Einsam hallten die Schritte des Mädchens durch die große Halle mit den Sarkophagen. Etwas würde geschehen in den nächsten Wochen. Ein ungutes Gefühl beschlich Aurora. Emily, das wusste sie, hatte sich verändert. War ernst geworden. Oft dachte die Freundin über ihre jüngere Schwester nach. Viel öfter, als sie es zugab. Und obgleich sie es abstritt, so sehnte sie sich doch nach ihrer richtigen Mutter. Mr. und Mrs. Quilp, das würde keines der beiden Mädchen leugnen, waren wirklich wunderbare Pflegeeltern, doch war dies niemals ein Ersatz für die leiblichen Eltern. Keines der beiden Mädchen fand Eigenschaften, die es an sich selbst sah, bei den Quilps wieder. Und wäre es nicht interessant gewesen, zu sehen, wer einem welche Eigenschaften vererbt hatte? Zu sehen, dass man sich in vielerlei Hinsicht doch wie die eigenen Eltern verhielt, war für viele Kinder eine ganz normale und auch wichtige Erfahrung.

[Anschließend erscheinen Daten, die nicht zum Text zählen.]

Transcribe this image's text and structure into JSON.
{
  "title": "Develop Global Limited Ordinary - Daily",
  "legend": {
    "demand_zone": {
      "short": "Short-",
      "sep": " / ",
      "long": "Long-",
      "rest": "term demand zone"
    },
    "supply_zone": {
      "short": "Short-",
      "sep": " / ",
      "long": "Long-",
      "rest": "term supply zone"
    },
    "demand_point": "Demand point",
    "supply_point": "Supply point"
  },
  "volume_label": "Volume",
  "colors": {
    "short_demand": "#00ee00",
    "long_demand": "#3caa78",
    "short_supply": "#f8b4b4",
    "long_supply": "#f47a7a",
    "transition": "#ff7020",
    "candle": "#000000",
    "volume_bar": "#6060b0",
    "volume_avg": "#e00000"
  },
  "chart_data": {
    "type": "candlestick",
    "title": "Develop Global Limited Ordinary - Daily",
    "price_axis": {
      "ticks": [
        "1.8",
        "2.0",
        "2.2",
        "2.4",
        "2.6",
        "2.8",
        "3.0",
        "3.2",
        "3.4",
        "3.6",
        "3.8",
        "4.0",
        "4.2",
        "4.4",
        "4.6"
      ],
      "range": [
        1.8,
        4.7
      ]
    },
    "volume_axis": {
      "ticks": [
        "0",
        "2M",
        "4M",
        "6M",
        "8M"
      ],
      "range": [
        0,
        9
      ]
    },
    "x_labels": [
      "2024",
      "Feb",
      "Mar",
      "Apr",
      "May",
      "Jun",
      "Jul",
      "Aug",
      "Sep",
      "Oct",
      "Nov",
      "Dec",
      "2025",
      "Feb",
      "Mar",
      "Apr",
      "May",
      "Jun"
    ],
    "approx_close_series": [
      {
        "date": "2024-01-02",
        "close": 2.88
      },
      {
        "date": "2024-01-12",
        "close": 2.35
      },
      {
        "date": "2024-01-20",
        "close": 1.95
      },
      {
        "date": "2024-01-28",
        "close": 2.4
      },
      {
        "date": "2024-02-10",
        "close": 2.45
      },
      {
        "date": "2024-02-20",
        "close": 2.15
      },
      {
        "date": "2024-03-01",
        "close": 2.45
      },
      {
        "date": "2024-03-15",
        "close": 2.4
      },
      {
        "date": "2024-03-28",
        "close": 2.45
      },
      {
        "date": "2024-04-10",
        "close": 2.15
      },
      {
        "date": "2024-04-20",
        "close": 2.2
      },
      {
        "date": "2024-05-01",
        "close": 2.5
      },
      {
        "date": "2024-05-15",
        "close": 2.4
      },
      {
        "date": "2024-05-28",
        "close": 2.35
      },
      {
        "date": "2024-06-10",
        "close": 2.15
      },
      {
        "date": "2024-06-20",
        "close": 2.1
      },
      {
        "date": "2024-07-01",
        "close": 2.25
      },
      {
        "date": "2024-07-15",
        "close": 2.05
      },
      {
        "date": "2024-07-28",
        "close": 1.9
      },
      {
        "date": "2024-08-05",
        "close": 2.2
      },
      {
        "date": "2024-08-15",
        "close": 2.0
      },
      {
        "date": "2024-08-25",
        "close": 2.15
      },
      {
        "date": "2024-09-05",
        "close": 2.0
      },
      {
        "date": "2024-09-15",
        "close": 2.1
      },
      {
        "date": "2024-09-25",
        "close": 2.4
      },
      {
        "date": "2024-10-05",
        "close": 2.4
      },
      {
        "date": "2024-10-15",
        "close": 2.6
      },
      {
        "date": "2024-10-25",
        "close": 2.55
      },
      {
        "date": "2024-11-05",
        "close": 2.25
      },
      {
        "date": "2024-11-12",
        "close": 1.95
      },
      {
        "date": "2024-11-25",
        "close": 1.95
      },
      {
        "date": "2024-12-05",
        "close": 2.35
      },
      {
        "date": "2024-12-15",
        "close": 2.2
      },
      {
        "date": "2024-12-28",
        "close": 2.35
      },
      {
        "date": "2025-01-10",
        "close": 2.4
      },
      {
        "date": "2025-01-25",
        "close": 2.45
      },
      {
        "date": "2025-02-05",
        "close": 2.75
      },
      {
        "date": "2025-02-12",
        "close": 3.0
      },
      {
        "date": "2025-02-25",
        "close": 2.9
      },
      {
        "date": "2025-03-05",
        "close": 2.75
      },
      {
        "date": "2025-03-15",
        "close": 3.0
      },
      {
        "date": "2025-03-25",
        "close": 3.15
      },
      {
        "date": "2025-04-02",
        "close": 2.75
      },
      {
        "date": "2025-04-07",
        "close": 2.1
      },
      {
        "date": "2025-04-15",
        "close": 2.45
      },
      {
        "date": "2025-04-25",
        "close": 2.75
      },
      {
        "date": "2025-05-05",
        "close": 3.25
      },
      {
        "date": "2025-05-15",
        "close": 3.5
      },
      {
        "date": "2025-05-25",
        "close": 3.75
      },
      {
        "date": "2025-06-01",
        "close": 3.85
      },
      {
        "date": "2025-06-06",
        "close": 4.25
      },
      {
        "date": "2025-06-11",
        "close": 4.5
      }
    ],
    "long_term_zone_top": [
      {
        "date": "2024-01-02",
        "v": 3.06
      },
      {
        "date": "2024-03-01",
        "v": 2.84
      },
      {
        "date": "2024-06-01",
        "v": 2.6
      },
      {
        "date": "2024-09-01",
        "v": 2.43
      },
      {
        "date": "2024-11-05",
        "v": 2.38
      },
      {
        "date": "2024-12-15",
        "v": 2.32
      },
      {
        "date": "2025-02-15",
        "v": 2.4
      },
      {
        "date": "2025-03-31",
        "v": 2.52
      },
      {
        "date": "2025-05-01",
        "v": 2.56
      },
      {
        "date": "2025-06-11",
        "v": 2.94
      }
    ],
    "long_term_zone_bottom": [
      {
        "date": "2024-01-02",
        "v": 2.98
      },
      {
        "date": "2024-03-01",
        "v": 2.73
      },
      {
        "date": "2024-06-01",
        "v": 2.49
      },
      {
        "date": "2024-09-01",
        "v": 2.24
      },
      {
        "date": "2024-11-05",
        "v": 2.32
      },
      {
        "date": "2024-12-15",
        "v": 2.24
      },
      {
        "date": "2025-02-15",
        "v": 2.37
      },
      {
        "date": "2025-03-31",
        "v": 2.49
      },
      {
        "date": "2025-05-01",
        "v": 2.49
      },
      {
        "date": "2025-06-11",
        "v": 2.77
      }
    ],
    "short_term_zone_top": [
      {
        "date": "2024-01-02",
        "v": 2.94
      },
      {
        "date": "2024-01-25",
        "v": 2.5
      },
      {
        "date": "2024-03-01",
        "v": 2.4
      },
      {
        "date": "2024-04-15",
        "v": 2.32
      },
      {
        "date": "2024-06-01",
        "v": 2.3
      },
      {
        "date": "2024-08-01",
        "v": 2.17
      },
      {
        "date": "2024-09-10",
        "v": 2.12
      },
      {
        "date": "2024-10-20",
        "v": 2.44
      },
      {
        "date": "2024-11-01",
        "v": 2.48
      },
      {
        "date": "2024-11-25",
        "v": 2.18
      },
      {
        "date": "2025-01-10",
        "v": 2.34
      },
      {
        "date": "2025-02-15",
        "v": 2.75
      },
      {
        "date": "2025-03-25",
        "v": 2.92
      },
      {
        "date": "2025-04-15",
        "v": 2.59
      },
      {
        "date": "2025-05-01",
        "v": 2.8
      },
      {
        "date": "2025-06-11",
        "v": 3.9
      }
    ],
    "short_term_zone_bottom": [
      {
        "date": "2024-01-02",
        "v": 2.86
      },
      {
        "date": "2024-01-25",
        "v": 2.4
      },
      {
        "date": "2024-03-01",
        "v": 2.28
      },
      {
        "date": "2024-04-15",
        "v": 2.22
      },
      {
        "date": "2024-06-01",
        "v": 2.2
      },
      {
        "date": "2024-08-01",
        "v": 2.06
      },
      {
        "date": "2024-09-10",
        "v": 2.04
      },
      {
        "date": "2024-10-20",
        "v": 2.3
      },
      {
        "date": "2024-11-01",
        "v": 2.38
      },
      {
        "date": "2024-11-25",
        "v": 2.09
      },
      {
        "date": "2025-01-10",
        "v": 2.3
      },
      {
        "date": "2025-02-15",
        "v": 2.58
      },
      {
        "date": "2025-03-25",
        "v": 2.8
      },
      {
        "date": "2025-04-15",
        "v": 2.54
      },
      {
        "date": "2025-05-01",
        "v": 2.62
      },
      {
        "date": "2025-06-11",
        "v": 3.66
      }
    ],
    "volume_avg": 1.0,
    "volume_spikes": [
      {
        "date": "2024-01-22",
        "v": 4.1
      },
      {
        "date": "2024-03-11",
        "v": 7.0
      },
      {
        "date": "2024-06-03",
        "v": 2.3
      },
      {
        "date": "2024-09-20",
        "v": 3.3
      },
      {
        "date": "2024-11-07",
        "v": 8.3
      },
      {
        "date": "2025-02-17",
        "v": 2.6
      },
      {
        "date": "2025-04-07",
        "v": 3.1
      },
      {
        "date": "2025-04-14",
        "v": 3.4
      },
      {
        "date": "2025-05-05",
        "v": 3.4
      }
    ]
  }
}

Emily ist meine Familie, dachte Aurora.
Und ich bin die ihre.
Was sie erneut an »Nennt mich Dorian« Steerforth denken ließ.
Sollte sie Emily wirklich davon berichten, dass er sie nicht würde treffen können? Emily schien in letzter Zeit eine Bürde zu tragen, über die sie nur ungern Worte verlor. Dennoch glaubte Aurora, dass es etwas mit ihrer Trickstergabe zu tun hatte. Emily wurde sich immer mehr bewusst, dass sich diese Fähigkeit zum Guten wie auch zum Bösen einsetzen ließ.